Cost-Effective Storage for Renewable Energy

Cost-Effective Storage for Renewable Energy

Author: Marek Czykanski

Asegun Henry, Massachusetts Institute of Technology (MIT), Cambridge, USA, and colleagues have developed a concept for storing renewable energy and delivering it back into an electric grid on demand. The approach is based on storing the energy as heat instead of electricity.

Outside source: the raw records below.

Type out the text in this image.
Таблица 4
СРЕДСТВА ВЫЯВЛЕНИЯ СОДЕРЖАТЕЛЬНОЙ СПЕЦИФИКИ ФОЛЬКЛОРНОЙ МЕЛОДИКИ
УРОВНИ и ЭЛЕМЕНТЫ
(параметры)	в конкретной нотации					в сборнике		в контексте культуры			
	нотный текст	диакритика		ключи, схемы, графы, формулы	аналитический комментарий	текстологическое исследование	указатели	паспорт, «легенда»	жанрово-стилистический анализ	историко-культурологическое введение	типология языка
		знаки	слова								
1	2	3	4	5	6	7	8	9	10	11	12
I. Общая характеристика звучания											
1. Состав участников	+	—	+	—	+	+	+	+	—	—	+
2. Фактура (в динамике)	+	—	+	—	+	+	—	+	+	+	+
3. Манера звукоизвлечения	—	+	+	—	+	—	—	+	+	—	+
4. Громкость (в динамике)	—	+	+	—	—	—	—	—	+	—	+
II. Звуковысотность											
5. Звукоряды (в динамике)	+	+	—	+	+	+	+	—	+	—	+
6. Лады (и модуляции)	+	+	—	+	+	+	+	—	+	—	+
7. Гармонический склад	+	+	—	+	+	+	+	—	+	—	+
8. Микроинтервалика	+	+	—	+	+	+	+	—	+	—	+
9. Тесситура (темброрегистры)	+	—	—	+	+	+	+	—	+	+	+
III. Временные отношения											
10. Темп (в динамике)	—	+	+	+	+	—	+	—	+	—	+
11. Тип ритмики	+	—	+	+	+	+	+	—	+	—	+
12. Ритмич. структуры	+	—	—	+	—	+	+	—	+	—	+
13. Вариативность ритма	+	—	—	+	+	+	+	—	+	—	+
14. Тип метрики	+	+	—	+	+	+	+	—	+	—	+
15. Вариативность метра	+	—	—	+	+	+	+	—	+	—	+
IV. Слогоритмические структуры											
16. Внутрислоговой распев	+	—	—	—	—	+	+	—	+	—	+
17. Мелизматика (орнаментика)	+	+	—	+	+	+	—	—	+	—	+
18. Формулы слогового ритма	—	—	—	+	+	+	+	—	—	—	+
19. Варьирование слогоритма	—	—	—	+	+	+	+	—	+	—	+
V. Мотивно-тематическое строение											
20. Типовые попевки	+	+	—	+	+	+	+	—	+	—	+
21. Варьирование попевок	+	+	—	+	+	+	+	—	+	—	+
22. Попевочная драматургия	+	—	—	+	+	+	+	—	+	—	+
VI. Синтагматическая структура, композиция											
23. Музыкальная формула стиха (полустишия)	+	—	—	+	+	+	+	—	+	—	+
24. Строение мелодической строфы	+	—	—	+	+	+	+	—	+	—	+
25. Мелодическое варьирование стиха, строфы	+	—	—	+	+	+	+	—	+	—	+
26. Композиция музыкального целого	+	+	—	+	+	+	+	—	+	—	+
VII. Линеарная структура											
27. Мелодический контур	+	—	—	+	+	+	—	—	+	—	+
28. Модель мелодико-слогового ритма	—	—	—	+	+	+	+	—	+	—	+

The system could capture excess electricity from existing renewable energy systems, such as solar cells. Electricity can be converted into thermal energy via Joule heating, i.e, by passing an electric current through a heating element. The team proposes storing the heat energy in the form of molten silicon. Silicon can withstand extremely high temperatures.

The system would consist of a large, heavily insulated, 10 m-wide tank made from graphite and filled with liquid silicon, kept at a “cold” temperature of almost 1900 °C. Tubes with heating elements connect this cold tank to a second, “hot” tank. Electricity that needs to be stored is converted to heat in the heating elements. Meanwhile, liquid silicon is pumped out of the cold into the hot tank. It heats up as it passes through the tubes exposed to the heating elements. In the hot tank, the thermal energy is then stored at a much higher temperature of about 2400 °C.

When electricity is needed, the hot liquid silicon, which glows white, is pumped through another array of tubes. Here, specialized solar cells, known as multijunction photovoltaics, turn the light emitted by the silicon into electricity. The cooled silicon can be pumped back into the cold tank and reused. The system effectively acts as a large rechargeable battery.

The researchers refer to their system as “sun in a box” or TEGS-MPV for “Thermal Energy Grid Storage-Multi-Junction Photovoltaics”. Tests with a miniature graphite tank were promising: Silicon carbide was formed on the inside of the tank walls, creating a protective coating. According to the researchers, their system would be much more affordable than lithium-ion batteries. The team estimates that the system would cost about half as much as pumped hydroelectric storage, which is the cheapest form of grid-scale energy storage to date.